M. Axisa met, toutefois, en garde contre la fragmentation des recherches d’emploi. Selon lui, maintenant que le système des quotas est en place, il est temps de se concentrer sur l’évolution des mentalités, à travers la création d’adaptations infrastructurelles et la recherche d’emplois de niche pour les personnes plus vulnérables. « C’est une question de compétences. Un employeur demande : “Que sait faire cette personne ?” Si vous parlez aux parents [qui, en l’absence d’une aide de l’État, sont souvent les principaux aidants des personnes avec un handicap physique ou intellectuel grave], ils vous diront : “Faites-leur faire faire des photocopies, mettez-les à la machine à déchiqueter ou au téléphone.” Mais il suffit d’aller dans le monde réel, dans l’industrie, pour se rendre compte que les documents ne sont plus déchiquetés sur place dans les bureaux. Les gens n’appellent plus sur une ligne fixe, ils appellent des portables, donc [dans la plupart des petites entreprises] il n’y a plus besoin de réceptionniste. »

M. Pullicino est d’accord : « Je ne pense pas que les quotas suffisent. [La Fondation devrait également] soutenir les employeurs et travailler avec les familles. Certains parents ont tendance à être très protecteurs et éprouvent de la difficulté à laisser leurs enfants partir travailler. Je peux comprendre cette réaction car il faut avoir du courage pour laisser partir les êtres qui nous sont chers. »

À Malte, 61 % des personnes entre 18 et 34 ans vivent encore chez leurs parents. Dû à l’absence d’infrastructures nationales adéquates, de nombreux jeunes qui, comme Robert, ne peuvent pas conduire, dépendent de leurs parents pour se déplacer. Selon M. Pullicino, le syndicat travaille avec les parents pour lutter contre les idées préconçues et implique dans ses instances décisionnelles des personnes avec différents types de handicaps.

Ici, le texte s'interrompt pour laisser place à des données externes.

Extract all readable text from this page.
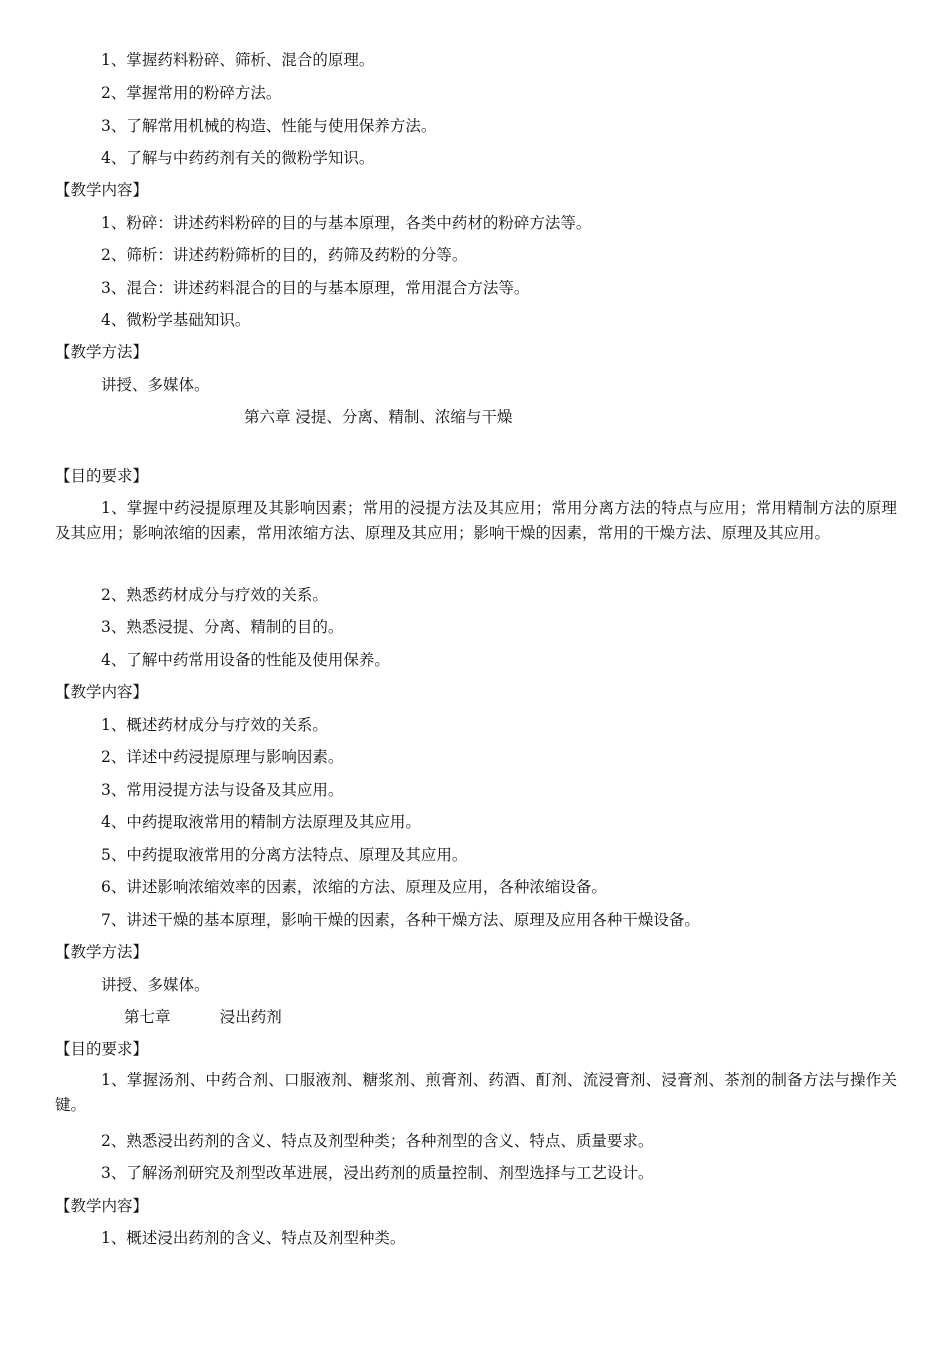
1、掌握药料粉碎、筛析、混合的原理。
2、掌握常用的粉碎方法。
3、了解常用机械的构造、性能与使用保养方法。
4、了解与中药药剂有关的微粉学知识。
【教学内容】
1、粉碎：讲述药料粉碎的目的与基本原理，各类中药材的粉碎方法等。
2、筛析：讲述药粉筛析的目的，药筛及药粉的分等。
3、混合：讲述药料混合的目的与基本原理，常用混合方法等。
4、微粉学基础知识。
【教学方法】
讲授、多媒体。
第六章 浸提、分离、精制、浓缩与干燥
【目的要求】
1、掌握中药浸提原理及其影响因素；常用的浸提方法及其应用；常用分离方法的特点与应用；常用精制方法的原理及其应用；影响浓缩的因素，常用浓缩方法、原理及其应用；影响干燥的因素，常用的干燥方法、原理及其应用。
2、熟悉药材成分与疗效的关系。
3、熟悉浸提、分离、精制的目的。
4、了解中药常用设备的性能及使用保养。
【教学内容】
1、概述药材成分与疗效的关系。
2、详述中药浸提原理与影响因素。
3、常用浸提方法与设备及其应用。
4、中药提取液常用的精制方法原理及其应用。
5、中药提取液常用的分离方法特点、原理及其应用。
6、讲述影响浓缩效率的因素，浓缩的方法、原理及应用，各种浓缩设备。
7、讲述干燥的基本原理，影响干燥的因素，各种干燥方法、原理及应用各种干燥设备。
【教学方法】
讲授、多媒体。
第七章          浸出药剂
【目的要求】
1、掌握汤剂、中药合剂、口服液剂、糖浆剂、煎膏剂、药酒、酊剂、流浸膏剂、浸膏剂、茶剂的制备方法与操作关键。
2、熟悉浸出药剂的含义、特点及剂型种类；各种剂型的含义、特点、质量要求。
3、了解汤剂研究及剂型改革进展，浸出药剂的质量控制、剂型选择与工艺设计。
【教学内容】
1、概述浸出药剂的含义、特点及剂型种类。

L’étude présentée par Allison Zammit évalue le taux de maintien dans l’emploi des personnes handicapées comme « assez bon ». Neuf personnes interrogées sur dix n’ont rencontré aucun problème avec leur superviseur ou leurs collègues. À propos des obstacles, ils ont néanmoins mentionné le manque de moyens de transport accessibles pour se rendre au travail. Bien que l’exclusion puisse persister même lorsque des politiques d’emploi proactives sont en place, à Malte, le quota pour l’emploi des personnes handicapées contribue à faire avancer l’idée selon laquelle la recherche d’un emploi est, pour toutes les personnes qui en font le choix et en ont besoin, un droit et non de la charité.